Abstract

We previously reported that heating of the neck or elbows alleviated Raynaud's phenomenon in patients with systemic sclerosis and upregulated capillary extension factor angiopoietin-1 (Angpt-1) in the fingertips. In this study, we investigated which cases responded better to the effect of heating of the neck or elbows. The pre- to postheating change in the visual analogue scale (ΔVAS) for Raynaud's phenomenon was examined for correlation with age, disease duration, autoantibodies, disease types, corticosteroid dose, capillaroscopic nailfold capillary damage, fingertip Angpt-1 concentrations at baseline, and increased rate of Angpt-1 concentration.
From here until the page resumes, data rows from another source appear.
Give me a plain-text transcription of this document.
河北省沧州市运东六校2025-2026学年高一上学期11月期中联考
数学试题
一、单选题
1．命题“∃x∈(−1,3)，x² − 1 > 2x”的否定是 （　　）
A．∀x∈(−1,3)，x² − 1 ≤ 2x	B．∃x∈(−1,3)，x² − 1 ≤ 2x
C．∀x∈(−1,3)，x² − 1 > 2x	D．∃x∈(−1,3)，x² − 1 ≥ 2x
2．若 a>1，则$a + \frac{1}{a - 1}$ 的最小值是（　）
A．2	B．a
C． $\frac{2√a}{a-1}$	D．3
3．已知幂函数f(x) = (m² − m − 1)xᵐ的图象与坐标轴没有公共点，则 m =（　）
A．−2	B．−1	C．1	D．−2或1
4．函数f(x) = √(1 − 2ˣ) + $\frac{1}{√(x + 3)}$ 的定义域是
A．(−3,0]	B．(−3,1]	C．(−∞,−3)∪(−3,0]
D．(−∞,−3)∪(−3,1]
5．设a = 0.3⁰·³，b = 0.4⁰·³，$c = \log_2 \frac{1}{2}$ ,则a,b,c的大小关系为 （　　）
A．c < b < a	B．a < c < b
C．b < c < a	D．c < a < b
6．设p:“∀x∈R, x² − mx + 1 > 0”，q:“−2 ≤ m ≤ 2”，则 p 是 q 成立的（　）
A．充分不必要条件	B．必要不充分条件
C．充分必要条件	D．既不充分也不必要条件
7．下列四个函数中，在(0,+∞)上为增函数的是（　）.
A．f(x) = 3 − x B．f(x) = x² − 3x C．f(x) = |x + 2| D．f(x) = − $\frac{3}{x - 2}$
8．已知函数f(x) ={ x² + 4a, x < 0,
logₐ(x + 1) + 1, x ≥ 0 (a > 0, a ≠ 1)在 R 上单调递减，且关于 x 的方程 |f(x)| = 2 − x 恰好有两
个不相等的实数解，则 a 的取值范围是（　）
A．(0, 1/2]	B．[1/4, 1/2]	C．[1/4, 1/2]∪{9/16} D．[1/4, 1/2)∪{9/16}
The ΔVAS for elbow heating correlated positively with the baseline Angpt-1 concentration, whereas opposite correlation was observed for neck heating. The other items did not significantly correlate with the ΔVAS; however, the ΔVAS for elbow heating tended to be larger in patients with advanced capillary damage, whereas an opposite trend was observed for neck heating. Elbow and neck heating alleviated Raynaud's phenomenon to a similar extent, but their mechanism was different. Heating of the elbows had a greater effect on patients with advanced capillary damage and lower fingertip Angpt-1 concentrations.